To their surprise, they started receiving “really dope suggestions,” as Macklovitch explains. “You can only create music in a vacuum for so long. You can only go so far working in isolation. We’re learning the importance of that feedback. It makes the whole experience better. And it makes us better.”
Among the third-party contributions to the new LP are a handful of collaborations, which Gemayel describes as “very organic,” explaining that “Solange worked on the last record, and we love working with her. Ezra [Koenig of Vampire Weekend] is a good friend of ours, and we had been wanting to do something. And Toro y Moi [aka Chaz Bundick], we had reached out to him and we knew he was a fan. We have mutual respect for each other’s music.”

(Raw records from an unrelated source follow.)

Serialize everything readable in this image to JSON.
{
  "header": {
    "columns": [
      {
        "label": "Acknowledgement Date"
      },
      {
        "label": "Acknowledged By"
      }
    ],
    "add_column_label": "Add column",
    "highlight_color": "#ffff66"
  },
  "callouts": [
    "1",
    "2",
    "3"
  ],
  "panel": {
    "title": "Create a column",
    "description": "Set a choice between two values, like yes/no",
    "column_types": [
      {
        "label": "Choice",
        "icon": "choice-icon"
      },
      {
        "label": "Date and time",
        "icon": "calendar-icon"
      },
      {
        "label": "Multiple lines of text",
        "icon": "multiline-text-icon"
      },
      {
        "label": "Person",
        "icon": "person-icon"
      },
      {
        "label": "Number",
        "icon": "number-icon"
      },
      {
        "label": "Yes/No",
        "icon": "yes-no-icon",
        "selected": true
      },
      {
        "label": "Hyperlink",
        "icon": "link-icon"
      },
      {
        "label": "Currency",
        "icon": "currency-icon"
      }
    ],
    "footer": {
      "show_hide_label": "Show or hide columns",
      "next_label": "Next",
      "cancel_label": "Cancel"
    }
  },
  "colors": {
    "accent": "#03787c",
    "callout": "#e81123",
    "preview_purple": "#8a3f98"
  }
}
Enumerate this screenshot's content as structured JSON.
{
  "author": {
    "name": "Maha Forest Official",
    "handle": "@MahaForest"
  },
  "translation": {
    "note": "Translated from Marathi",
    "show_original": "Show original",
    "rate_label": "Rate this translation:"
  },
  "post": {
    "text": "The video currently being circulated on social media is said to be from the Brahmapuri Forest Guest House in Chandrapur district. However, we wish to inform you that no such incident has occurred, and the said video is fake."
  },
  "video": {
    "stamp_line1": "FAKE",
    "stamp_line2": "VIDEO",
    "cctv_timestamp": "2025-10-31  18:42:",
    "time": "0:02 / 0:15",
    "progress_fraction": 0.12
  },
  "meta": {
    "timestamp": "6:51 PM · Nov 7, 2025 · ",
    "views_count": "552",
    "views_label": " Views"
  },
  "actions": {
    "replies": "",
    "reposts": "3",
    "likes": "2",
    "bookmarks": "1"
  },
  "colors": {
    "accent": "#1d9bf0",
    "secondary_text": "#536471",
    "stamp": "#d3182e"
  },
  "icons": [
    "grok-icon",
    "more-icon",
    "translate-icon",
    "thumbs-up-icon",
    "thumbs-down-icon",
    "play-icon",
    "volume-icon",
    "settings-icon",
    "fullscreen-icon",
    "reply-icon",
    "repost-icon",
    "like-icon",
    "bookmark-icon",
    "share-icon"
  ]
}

For “Jealous,” the duo once again sought outside influence. “Pee already had the melody for the verse and I already had one for the chorus. And we worked on the bridge together. But we took it to Oliver [DJ-producer duo on Fool’s Gold Records], and we worked on a few of the songs with them. They made changes we never would have considered and it was amazing.”
The biggest challenge of all came when it was time to decide which tracks would actually appear on the album.
“There’s a lot of stuff we liked but discarded because it didn’t fit in this body of work,” says Macklovitch, explaining that it was important to them to release a true record. “We’re album guys. To us, every album tells a story. If anything, Kendrick and Beyonce and Drake are proof that the album is still alive. And Kanye.”
While the focus was certainly on making a consistent body of work, Chromeo has also thoroughly and openly embraced the bite-sized culture we live in today. And that has worked tremendously in their favor.
“I read everything people are saying,” Macklovitch confesses. “So we do stuff knowing and anticipating what people want to post. We do it for blogs to share and tweet. We think in those terms. ‘Is this going to work online?’ The day our new shit comes out, I’m on Twitter reading everything. I spend my whole night reading it all. I analyze it, even when people dis us. I take that feedback because it’s not us versus the journalists, we’re all together.”
As Chromeo continues in this great but unfamiliar chapter, it’s likely new accolades and benchmarks are in their future. But for two guys who vividly recall being written off by the music industry as “just a novelty act” or “ridiculous caricatures,” their loyalty remains with the people who gave them a chance: the blog culture and indie music fans.
“If we make Billboard, it’ll be a great day,” says Macklovitch. “But we know where we came from. When Fancy Footwork was coming out around 2006-2007, we were championed by blogs. They gave us a shot when the other guys said it wouldn’t work. And we’re forever grateful for that culture. We’ll forever be a blog band.”
White Women arrives May 12 on Big Beat/Atlantic.